The second version started with the arrest. The third started with Cass. The fourth with a bathroom floor and a dry heave and a man I only remembered because he left his watch on the soap dish.
But this one? This one was the one I’d write for real. Or real enough to fool the editors.
I shifted, cracked my neck..
Dear reader, I write, then erased it. Too condescending. Too blog.
I tried again.
Maybe you’re reading this because you saw the video. Maybe you’re wondering if I’m really like that. The answer is yes. And no. And sometimes only when it hurts enough to make good content.
From the other bed, Trix stirred. She mumbled something about goats and betrayal, then settled. I slid the phone under my pillow. The succulent on the desk had curled toward the window like it didn’t trust the dark.
I didn’t sleep.
Instead, I rehearsed my entrance for group.
Three seconds late.
Eyes red, but not wet.
Posture apologetic with a hint of bravado.
I’d tell the truth. Just not all of it.
I’d tell it beautifully.
That would be enough.
It always had been.
I woke up with the kind of dry mouth usually reserved for hangovers or Vicodin. Light knifed through the blinds like it had a personal vendetta. The quilt had migrated to the floor sometime in the night, and my pillow smelled faintly like lavender dryer sheets. Across the room, Trix was sitting upright, legs folded pretzel-style, flicking a lighter on and off like it owed her money.

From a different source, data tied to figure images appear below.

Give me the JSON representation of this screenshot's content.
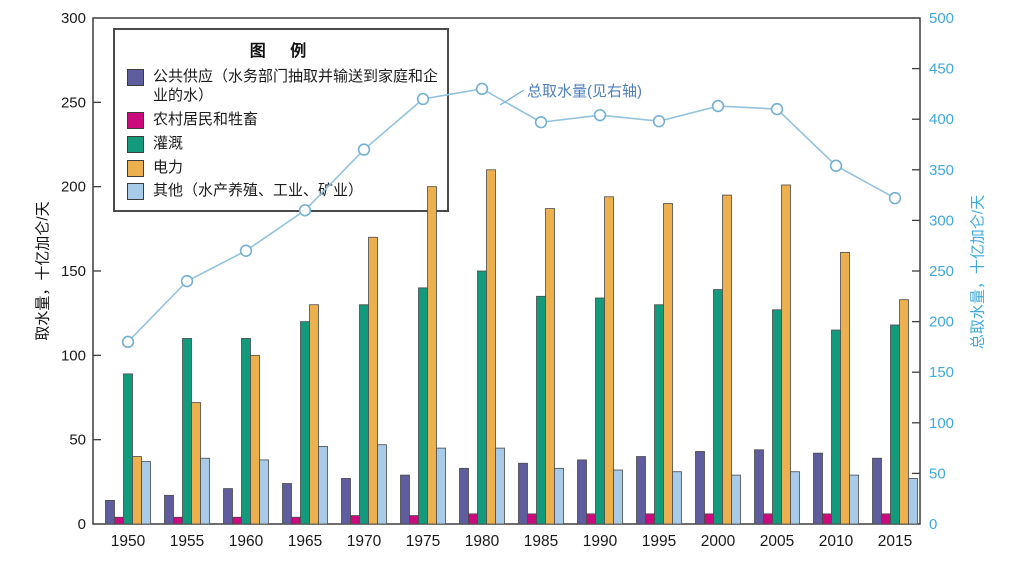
{
  "figure": {
    "left_axis_title": "取水量，十亿加仑/天",
    "right_axis_title": "总取水量，十亿加仑/天",
    "line_annotation": "总取水量(见右轴)",
    "legend_title": "图  例"
  },
  "chart_data": {
    "type": "bar",
    "title": "",
    "categories": [
      "1950",
      "1955",
      "1960",
      "1965",
      "1970",
      "1975",
      "1980",
      "1985",
      "1990",
      "1995",
      "2000",
      "2005",
      "2010",
      "2015"
    ],
    "series": [
      {
        "key": "public-supply",
        "name": "公共供应（水务部门抽取并输送到家庭和企业的水）",
        "color": "#5f5d9e",
        "values": [
          14,
          17,
          21,
          24,
          27,
          29,
          33,
          36,
          38,
          40,
          43,
          44,
          42,
          39
        ]
      },
      {
        "key": "rural-livestock",
        "name": "农村居民和牲畜",
        "color": "#cb0a7e",
        "values": [
          4,
          4,
          4,
          4,
          5,
          5,
          6,
          6,
          6,
          6,
          6,
          6,
          6,
          6
        ]
      },
      {
        "key": "irrigation",
        "name": "灌溉",
        "color": "#13997c",
        "values": [
          89,
          110,
          110,
          120,
          130,
          140,
          150,
          135,
          134,
          130,
          139,
          127,
          115,
          118
        ]
      },
      {
        "key": "thermoelectric-power",
        "name": "电力",
        "color": "#ecb04f",
        "values": [
          40,
          72,
          100,
          130,
          170,
          200,
          210,
          187,
          194,
          190,
          195,
          201,
          161,
          133
        ]
      },
      {
        "key": "other",
        "name": "其他（水产养殖、工业、矿业）",
        "color": "#a7cbe8",
        "values": [
          37,
          39,
          38,
          46,
          47,
          45,
          45,
          33,
          32,
          31,
          29,
          31,
          29,
          27
        ]
      }
    ],
    "line_series": {
      "key": "total-withdrawal",
      "name": "总取水量(见右轴)",
      "axis": "right",
      "color": "#93c2de",
      "marker": "open-circle",
      "values": [
        180,
        240,
        270,
        310,
        370,
        420,
        430,
        397,
        404,
        398,
        413,
        410,
        354,
        322
      ]
    },
    "left_axis": {
      "label": "取水量，十亿加仑/天",
      "min": 0,
      "max": 300,
      "step": 50,
      "color": "#1a1a1a"
    },
    "right_axis": {
      "label": "总取水量，十亿加仑/天",
      "min": 0,
      "max": 500,
      "step": 50,
      "color": "#3fa9dc"
    },
    "xlabel": "",
    "ylabel": "取水量，十亿加仑/天",
    "grid": false,
    "legend_position": "top-left"
  }
}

“Morning, sunshine,” she said without looking.
“Was it?” I croaked.
She stopped clicking the lighter long enough to point at the bulletin board by the door. Someone had pinned a laminated schedule to it, probably with the same sterile optimism they use to decorate pediatric oncology wards.
Sunshadow Wellness Daily Rhythm
Mindful Movement – 7:30 AM
Breakfast – 8:00 AM (Organic, Plant-Based, Seasonal)
Group Session – 9:30 AM
Individual Therapy – Slotted
Healing Through Creativity – 11:00 AM
Lunch – 12:30 PM
Gratitude Circle – 2:00 PM
DBT Skills or Guided Journaling – 4:00 PM
Dinner – 6:00 PM
Evening Reflection – 8:00 PM
It looked less like a treatment plan and more like the itinerary of a cult that hadn’t quite decided if it was wellness or multi-level marketing.
“What time is it?” I asked.
“Late enough to miss the quinoa muffins but early enough for group,” Trix said. She was braiding her hair with what looked like dental floss. “They’ll come looking if you don’t show.”
I sat up slowly. My body felt like it had been rented out to someone heavier and angrier overnight. “You don’t go to group?”
“No. They gave me a pass.”
I blinked. “For therapeutic reasons?”
“Nope. I’m allergic to public vulnerability.” She yawned, sharp and casual. “Also, I broke someone’s nose last week.”
She stood and shoved her feet into the same unlaced combat boots from last night. One of them squeaked.
“Group’s in the solarium. Plants, sunlight, forced intimacy. You'll hate it.” She opened the door and paused, hand on the frame.